The statute was created to ensure that one may not receive first-party benefits unless he has the ability to provide them to another. To enforce this desired result, the statute clearly requires that the owner of a registered *638 vehicle insure the vehicle before he may be considered eligible for first-party benefits. Mowery v. Prudential Property and Casualty Insurance Co., 369 Pa.Super. 494, 535 A.2d 658 (1988).[1] Instantly, DeMichele admits that the decedent's father's policy did not serve to insure the decedent's registered vehicle, and thereby did not provide the requisite financial responsibility. As such, the decedent's estate was not entitled to obtain first-party benefits. Accordingly, the trial court's decision must be reversed.
In accordance with our disposition of this issue, it follows that the trial court's decision to award DeMichele attorney's fees based on the determination that there was not a justifiable dispute must also be reversed. Section 1716 of the Pennsylvania Motor Vehicle Financial Responsibility Law provides that:
Benefits are overdue if not paid within 30 days after the insurer receives reasonable proof of the amount of the benefits. If reasonable proof is not supplied as to all benefits, the portion supported by reasonable proof is overdue if not paid within 30 days after the proof is received by the insurer. Overdue benefits shall bear interest at the rate of 12% per annum from the date the benefits become due. In the event the insurer is found to have acted in an unreasonable manner in refusing to pay the benefits when due, the insurer shall pay, in addition to the benefits owed and the interest thereon, a reasonable attorney fee based upon actual time expended. (emphasis added).

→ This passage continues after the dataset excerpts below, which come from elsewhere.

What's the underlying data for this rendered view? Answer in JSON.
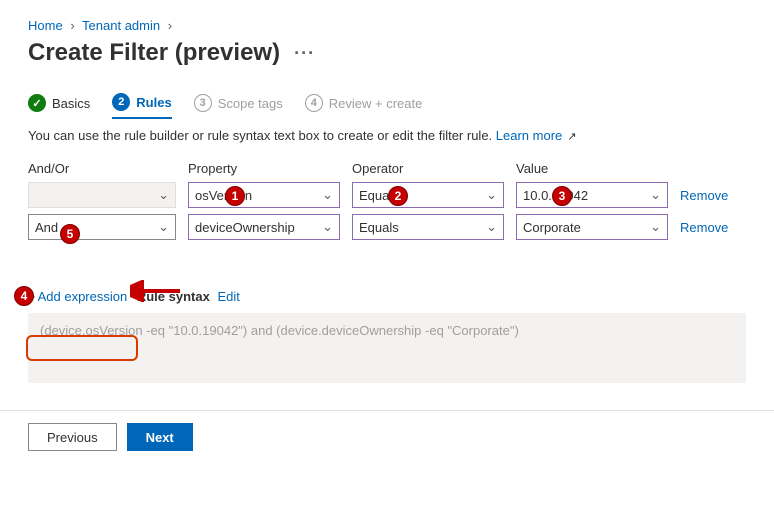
{
  "breadcrumb": {
    "home": "Home",
    "tenant": "Tenant admin"
  },
  "title": "Create Filter (preview)",
  "steps": {
    "s1": {
      "label": "Basics"
    },
    "s2": {
      "num": "2",
      "label": "Rules"
    },
    "s3": {
      "num": "3",
      "label": "Scope tags"
    },
    "s4": {
      "num": "4",
      "label": "Review + create"
    }
  },
  "intro": {
    "text": "You can use the rule builder or rule syntax text box to create or edit the filter rule. ",
    "link": "Learn more"
  },
  "cols": {
    "andor": "And/Or",
    "property": "Property",
    "operator": "Operator",
    "value": "Value"
  },
  "rows": [
    {
      "andor": "",
      "property": "osVersion",
      "operator": "Equals",
      "value": "10.0.19042",
      "remove": "Remove"
    },
    {
      "andor": "And",
      "property": "deviceOwnership",
      "operator": "Equals",
      "value": "Corporate",
      "remove": "Remove"
    }
  ],
  "addexpr": "Add expression",
  "syntax": {
    "label": "Rule syntax",
    "edit": "Edit",
    "text": "(device.osVersion -eq \"10.0.19042\") and (device.deviceOwnership -eq \"Corporate\")"
  },
  "footer": {
    "prev": "Previous",
    "next": "Next"
  },
  "annotations": {
    "a1": "1",
    "a2": "2",
    "a3": "3",
    "a4": "4",
    "a5": "5"
  }
}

Upon interpretation, the applicable portion of this statute dictates that where an insurer unreasonably fails to pay benefits to an insured when due, it must pay for the reasonable attorney's fees incurred by said insured.
Instantly, the trial court found that because it decided that Erie erred in failing to pay benefits to DeMichele, Erie *639 acted in an unreasonable manner. As such, the trial court has interpreted this statute to provide that where an insurer's failure to pay is subsequently found to be in error, the insurer must pay the insured's attorney's fees. This Court respectfully disagrees with this interpretation.
Instead, we interpret the statute to provide that only where an insurer's failure to pay constitutes an unreasonable act which is clearly contrary to the terms of the policy and to Pennsylvania law, will the insurer be responsible for paying the insured's reasonably incurred attorney's fees. In effect, we have interpreted this portion of the statute to act as a penalty and deterrent for bad faith behavior.
When applied to the instant case, it is clear that Erie's failure to pay was not unreasonable since it was based upon the terms of the policy and the mandates of Pennsylvania law. As such, the trial court erred in concluding that Erie unreasonably denied coverage and in awarding attorney's fees to DeMichele. As a result, we reverse this decision as well.
Accordingly, we reverse the order of the trial court. Jurisdiction is relinquished.
NOTES
[1] In essence, this statute serves to preclude the receipt of first-party benefits to any owner of a registered vehicle who has failed to obtain the requisite financial responsibility, regardless of the involvement of his or her automobile in the underlying incident. Mowery, supra. As a result, the constitutionality of the statute was challenged and upheld. Id.